Secure a newly deployed VPS on DigitalOcean, AWS, or Hetzner against automated bot attacks.
Set up SSH key authentication and two-factor login to prevent unauthorized remote access.
Install intrusion detection tools that automatically block suspicious IP addresses probing your server.
Detect and remove rootkits and malware hiding on your Linux server.
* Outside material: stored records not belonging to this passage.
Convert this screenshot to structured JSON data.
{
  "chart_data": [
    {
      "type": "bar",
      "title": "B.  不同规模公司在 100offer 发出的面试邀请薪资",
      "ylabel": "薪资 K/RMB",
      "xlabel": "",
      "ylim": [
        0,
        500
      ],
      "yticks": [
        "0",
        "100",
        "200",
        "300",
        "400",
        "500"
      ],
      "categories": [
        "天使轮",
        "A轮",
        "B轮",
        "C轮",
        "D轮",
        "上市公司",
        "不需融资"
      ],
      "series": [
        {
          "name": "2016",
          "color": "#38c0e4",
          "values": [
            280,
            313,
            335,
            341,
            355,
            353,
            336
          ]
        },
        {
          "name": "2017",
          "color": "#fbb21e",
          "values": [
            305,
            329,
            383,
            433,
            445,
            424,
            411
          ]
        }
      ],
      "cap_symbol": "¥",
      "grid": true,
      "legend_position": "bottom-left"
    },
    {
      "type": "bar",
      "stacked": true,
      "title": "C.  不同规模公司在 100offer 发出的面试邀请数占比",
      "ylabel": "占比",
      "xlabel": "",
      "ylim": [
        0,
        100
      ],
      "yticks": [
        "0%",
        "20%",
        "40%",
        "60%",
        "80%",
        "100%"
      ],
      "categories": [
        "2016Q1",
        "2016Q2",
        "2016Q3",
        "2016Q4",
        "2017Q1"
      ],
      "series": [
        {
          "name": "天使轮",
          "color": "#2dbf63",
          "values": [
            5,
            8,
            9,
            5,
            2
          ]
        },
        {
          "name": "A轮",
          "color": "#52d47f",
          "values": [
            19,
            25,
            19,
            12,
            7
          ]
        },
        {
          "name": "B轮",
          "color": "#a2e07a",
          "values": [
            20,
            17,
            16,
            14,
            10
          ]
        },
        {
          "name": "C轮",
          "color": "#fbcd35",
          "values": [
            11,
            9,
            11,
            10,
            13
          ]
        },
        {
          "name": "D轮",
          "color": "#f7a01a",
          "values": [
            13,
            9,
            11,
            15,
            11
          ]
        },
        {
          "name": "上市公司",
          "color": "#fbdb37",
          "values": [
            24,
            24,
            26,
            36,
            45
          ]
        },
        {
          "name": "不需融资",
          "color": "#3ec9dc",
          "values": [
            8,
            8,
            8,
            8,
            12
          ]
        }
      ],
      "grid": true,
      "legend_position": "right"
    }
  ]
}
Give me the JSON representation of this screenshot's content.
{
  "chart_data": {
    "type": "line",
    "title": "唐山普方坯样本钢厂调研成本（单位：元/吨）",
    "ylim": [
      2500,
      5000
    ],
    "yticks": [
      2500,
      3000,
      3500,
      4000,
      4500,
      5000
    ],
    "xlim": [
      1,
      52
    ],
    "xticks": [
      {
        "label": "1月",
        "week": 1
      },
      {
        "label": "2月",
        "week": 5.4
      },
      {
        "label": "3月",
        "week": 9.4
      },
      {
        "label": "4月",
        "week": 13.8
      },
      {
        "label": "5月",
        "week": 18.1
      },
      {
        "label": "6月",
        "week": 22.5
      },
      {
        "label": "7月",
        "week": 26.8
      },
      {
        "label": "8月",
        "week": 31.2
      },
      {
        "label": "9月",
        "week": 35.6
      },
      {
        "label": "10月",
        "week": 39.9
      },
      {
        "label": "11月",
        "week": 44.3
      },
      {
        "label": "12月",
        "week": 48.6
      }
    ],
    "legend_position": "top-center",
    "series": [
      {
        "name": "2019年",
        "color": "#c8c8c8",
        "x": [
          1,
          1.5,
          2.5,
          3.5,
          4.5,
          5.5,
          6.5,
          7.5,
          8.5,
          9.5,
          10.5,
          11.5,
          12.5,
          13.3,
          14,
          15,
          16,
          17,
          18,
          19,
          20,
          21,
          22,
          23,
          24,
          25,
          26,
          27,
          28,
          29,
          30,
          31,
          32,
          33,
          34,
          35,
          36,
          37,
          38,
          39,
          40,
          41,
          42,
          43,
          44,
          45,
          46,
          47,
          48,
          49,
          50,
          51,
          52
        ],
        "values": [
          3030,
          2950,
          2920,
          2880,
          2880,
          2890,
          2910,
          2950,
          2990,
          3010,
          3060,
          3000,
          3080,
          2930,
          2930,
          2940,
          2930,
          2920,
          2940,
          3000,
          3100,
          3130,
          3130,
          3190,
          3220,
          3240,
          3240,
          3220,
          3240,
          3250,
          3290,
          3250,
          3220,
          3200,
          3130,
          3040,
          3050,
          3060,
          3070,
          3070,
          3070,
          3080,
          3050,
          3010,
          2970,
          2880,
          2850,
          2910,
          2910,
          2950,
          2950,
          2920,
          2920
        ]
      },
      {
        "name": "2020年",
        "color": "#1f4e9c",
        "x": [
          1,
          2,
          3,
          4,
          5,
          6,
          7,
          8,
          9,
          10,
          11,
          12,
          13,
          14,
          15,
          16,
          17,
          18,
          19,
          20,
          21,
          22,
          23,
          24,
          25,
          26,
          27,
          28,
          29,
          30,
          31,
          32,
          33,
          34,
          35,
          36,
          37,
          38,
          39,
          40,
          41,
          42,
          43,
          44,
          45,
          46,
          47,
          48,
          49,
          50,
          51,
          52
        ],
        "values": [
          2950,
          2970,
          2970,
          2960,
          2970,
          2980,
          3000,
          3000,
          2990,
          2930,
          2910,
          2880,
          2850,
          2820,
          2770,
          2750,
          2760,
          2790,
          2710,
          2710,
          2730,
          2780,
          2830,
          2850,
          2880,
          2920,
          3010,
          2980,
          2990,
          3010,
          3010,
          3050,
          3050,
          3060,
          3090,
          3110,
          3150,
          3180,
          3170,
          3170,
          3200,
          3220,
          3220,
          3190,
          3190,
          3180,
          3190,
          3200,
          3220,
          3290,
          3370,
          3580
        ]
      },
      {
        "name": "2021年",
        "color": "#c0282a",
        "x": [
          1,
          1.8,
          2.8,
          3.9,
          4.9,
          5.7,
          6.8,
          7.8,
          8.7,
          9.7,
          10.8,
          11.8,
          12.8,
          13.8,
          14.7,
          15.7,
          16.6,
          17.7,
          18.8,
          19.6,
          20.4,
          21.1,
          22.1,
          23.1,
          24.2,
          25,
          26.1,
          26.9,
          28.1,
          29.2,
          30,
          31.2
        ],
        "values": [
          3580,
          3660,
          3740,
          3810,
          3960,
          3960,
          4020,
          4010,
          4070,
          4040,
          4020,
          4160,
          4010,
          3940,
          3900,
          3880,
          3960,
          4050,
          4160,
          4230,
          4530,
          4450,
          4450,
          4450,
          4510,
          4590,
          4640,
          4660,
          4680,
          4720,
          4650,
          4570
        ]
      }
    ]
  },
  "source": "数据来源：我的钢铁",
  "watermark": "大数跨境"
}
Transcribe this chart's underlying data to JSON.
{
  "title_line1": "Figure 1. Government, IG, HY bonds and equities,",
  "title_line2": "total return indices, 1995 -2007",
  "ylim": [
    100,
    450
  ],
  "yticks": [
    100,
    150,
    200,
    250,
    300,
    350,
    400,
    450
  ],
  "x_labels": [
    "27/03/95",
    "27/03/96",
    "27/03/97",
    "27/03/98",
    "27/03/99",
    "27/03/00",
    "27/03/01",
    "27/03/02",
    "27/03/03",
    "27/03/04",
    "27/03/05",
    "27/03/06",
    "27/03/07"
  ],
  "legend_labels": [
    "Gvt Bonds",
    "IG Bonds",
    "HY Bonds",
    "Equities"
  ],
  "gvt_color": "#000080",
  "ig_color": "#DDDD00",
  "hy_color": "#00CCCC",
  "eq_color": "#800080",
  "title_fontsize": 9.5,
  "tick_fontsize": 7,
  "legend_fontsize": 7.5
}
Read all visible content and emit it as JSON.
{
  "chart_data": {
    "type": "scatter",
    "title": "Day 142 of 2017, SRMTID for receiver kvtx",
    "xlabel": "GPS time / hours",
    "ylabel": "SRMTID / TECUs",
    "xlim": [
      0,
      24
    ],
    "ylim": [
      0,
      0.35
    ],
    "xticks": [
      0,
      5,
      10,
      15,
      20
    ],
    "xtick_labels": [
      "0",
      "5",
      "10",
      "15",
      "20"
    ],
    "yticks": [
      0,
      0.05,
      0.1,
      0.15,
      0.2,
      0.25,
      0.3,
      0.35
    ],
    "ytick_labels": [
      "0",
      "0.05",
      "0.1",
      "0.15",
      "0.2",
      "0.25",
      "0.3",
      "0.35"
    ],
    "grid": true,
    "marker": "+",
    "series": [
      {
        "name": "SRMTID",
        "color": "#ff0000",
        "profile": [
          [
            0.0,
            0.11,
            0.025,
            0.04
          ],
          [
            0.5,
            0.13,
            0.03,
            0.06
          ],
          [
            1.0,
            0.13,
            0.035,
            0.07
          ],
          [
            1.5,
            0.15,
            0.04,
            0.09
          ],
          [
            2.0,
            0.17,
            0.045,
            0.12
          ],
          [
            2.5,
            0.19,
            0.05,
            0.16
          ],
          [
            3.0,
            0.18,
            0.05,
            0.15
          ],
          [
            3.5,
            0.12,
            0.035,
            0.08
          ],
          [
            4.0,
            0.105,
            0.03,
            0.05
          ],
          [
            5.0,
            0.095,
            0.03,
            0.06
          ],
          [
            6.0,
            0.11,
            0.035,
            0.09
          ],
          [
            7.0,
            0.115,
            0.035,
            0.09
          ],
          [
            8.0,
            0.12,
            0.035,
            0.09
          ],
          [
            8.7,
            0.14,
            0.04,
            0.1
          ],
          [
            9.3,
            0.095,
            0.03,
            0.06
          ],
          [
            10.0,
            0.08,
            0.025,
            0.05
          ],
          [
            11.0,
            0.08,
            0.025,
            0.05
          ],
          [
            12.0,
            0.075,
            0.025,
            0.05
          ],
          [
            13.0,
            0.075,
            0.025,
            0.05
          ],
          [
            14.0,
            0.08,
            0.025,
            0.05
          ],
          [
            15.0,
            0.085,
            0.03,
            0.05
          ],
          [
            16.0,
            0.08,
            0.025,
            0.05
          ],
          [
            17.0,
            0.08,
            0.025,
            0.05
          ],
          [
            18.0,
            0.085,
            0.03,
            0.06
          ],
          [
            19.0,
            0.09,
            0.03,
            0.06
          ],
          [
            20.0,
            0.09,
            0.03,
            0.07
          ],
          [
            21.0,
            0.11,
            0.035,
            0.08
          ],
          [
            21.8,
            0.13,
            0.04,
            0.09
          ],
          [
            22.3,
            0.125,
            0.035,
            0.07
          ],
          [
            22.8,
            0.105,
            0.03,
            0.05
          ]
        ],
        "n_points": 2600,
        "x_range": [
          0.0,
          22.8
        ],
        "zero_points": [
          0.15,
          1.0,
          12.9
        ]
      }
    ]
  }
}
This is a comprehensive, free how-to guide for securing a Linux server, written for people who have set up or are setting up a server that's accessible on the internet and want to protect it from attackers. It's not software you run; it's a detailed written guide with step-by-step commands and explanations. The guide covers the full spectrum of server hardening (the practice of reducing attack surface by locking down default settings): securing SSH access (the protocol used to remotely connect to and manage servers) with key-based authentication and two-factor login, setting up firewalls to block unwanted traffic, installing intrusion detection tools that automatically ban IP addresses that probe for vulnerabilities, enforcing strong password policies, monitoring for suspicious file changes, running antivirus scans, and detecting rootkits (malicious software designed to hide itself from the server owner). This is aimed at developers, sysadmins, and founders who are self-hosting their own Linux servers, on a VPS (virtual private server) from providers like DigitalOcean, Hetzner, or AWS, and want to go beyond the basics. The moment a server is reachable on the internet, it starts receiving automated probing from bots looking for vulnerabilities. This guide teaches you to close those doors. The guide is especially valuable for those new to server administration who want to understand why each security measure matters, not just what commands to run. Automated Ansible playbooks (scripts that apply the guide's steps automatically) are also available separately. The guide is freely licensed and actively community-maintained with nearly 26,000 GitHub stars.
Generated 2026-05-18 · Model: sonnet-4-6 · Verify against the repo before relying on details.